Adobe hat es über Jahre verschlafen die eigene Entwicklerbasis auf einen langen und beschwerlichen Weg zu schicken. Etwas, was Apple geschafft hat. Über mehrere Schritte. Von OS9 zu OS10, von Carbon zu Cocoa, vom PowerPC zu Intel.
Hätte Adobe die Akquisition GoLive im gleichen Maße weiterentwickelt wie Flash und beides im Laufe der Zeit zusammengeführt, gäbe es heute ein Werkzeug mit dem man echte Rich Media Applications entwickeln könnte. So steht Adobe heute mit leeren Händen da.
Viel schlimmer ist jedoch, dass auch die loyalen Nutzer von Adobe mit leeren Händen dastehen. In den Checklisten ihrer Kunden steht heute nicht nur Win oder Mac sondern insbesondere bei den Marken steht dort auch iPhone/iPad. Und es sind eben die Marken oder die, die meinen Marken zu sein oder werden wollen, die auf eine besonders emotionale Darstellung gesteigerten Wert legen.
Adobe hat die Entwickler in die Irre geführt. Jetzt auf Apple zu zeigen, klingt nach “haltet den Dieb”. Adobe hat lange Zeit auf Zeit gespielt.
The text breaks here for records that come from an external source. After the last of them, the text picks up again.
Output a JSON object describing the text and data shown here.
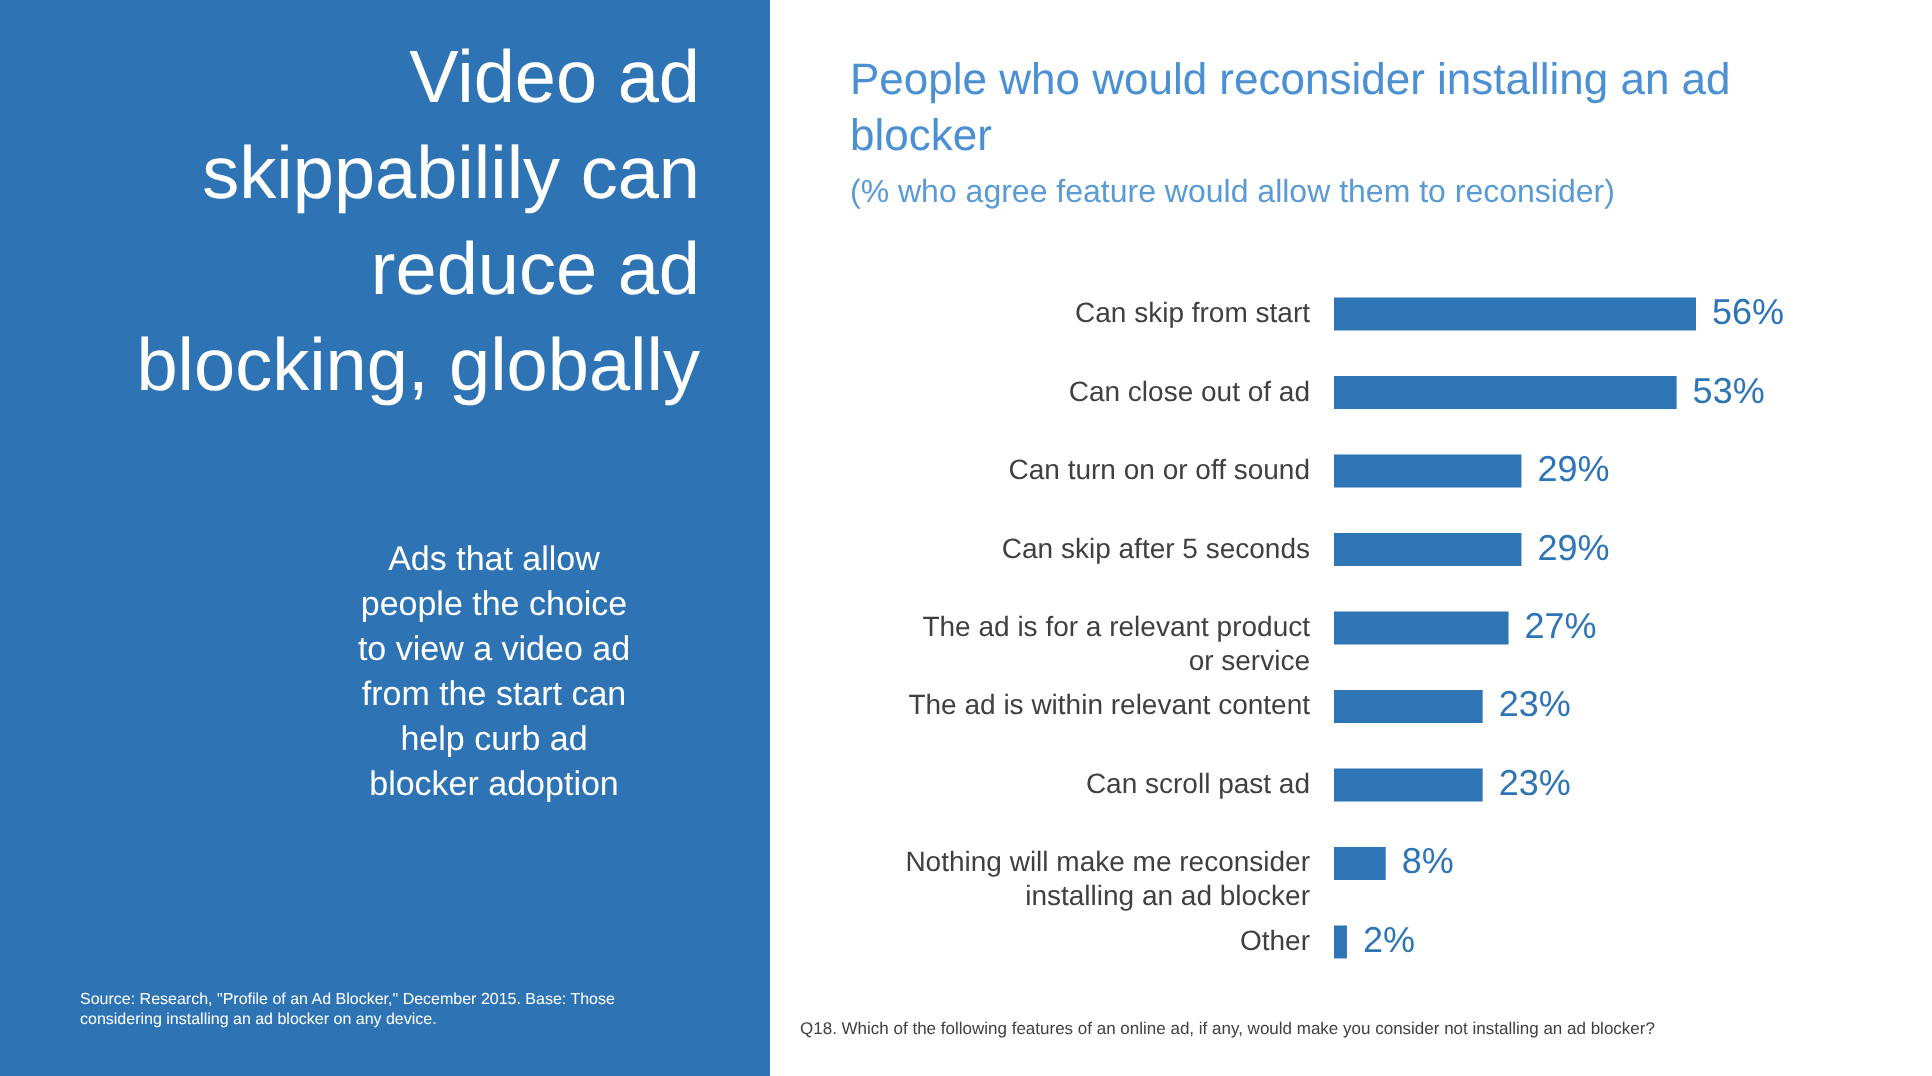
{
  "chart_data": {
    "type": "bar",
    "orientation": "horizontal",
    "title": "People who would reconsider installing an ad blocker",
    "subtitle": "(% who agree feature would allow them to reconsider)",
    "categories": [
      "Can skip from start",
      "Can close out of ad",
      "Can turn on or off sound",
      "Can skip after 5 seconds",
      "The ad is for a relevant product or service",
      "The ad is within relevant content",
      "Can scroll past ad",
      "Nothing will make me reconsider installing an ad blocker",
      "Other"
    ],
    "values": [
      56,
      53,
      29,
      29,
      27,
      23,
      23,
      8,
      2
    ],
    "value_labels": [
      "56%",
      "53%",
      "29%",
      "29%",
      "27%",
      "23%",
      "23%",
      "8%",
      "2%"
    ],
    "color": "#2e75b6",
    "annotations": [
      "Video ad skippabilily can reduce ad blocking, globally",
      "Ads that allow people the choice to view a video ad from the start can help curb ad blocker adoption",
      "Source: Research, \"Profile of an Ad Blocker,\" December 2015. Base: Those considering installing an ad blocker on any device.",
      "Q18. Which of the following features of an online ad, if any, would make you consider not installing an ad blocker?"
    ]
  }
}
In der Hoffnung, dass sich HTML nicht weiterentwickelt und die Ansprüche der Surfer schneller wachsen als die Fähigkeiten der Browser. Eine Hoffnung auf Kosten der eigenen Kunden. Als Flash-Entwickler hätte ich den Eindruck, dass mir Adobe ins Gesicht schlägt. Immer und immer wieder.
Wenn Brimelow in seinem Artikel zu einem Apple-Boykott aufruft (was er ausdrücklich abstreitet), dann klingt das in meinen Ohren wie Hohn: Liebe Kunden, ihr müsst jetzt alle zusammen aufstehen und gegen das Böse in der Welt kämpfen. Nur zusammen werden wir erfolgreich sein! Andernfalls werden wir alle störben.
(Aber wenigstens beteuert er uns Nicht-Flash-und-trotzdem-Photoshop-auf-dem-Mac-Nutzern, dass Adobe nie und nimmer (“Adobe would never consider in a million years”) die Creative Suite für Mac einstellen würde. Was bin ich froh!)
Hast Du gesehen, dass die Kommentare in dem Artikel abgeschaltet sind: “Comments disabled as I’m not interested in hearing from the Cupertino Comment SPAM bots.” Und auch bei dem ins gleiche Horn stossenden Artikel http://www.thoughtmechanics.com/the-apple-vs-adobe-thing-just-got-a-bit-more-serious/?utm_source=feed&utm_medium=twitter ist eine Diskussion unerwünscht.
Die armen Flasher können einem eigentlich nur noch leid tun. Da sind sie die hippsten Interaction-Designer und jeder würde ihnen das bestätigen. Und trotzdem will sie keiner mehr und sie scheinen nicht in der Lage zu sein, umzusatteln.
macs
10 Apr 10 at 12:57 pm
Apple pisst ja nicht nur Adobe an. Mit den neuen Bestimmungen zum SDK wird auch die neue Wired-App hinfällig. Und das finde ich schon echt strange. Ich bin mir sicher, dass das nur eine von sehr sehr vielen Apps war, die in letzter Zeit mit der Beta von CS5 entwickelt wurden. Das können die jetzt alle wegschmeissen. Und sicher werden jetzt etliche Entwickler und Agenturen von den Auftraggebern Ärger bekommen.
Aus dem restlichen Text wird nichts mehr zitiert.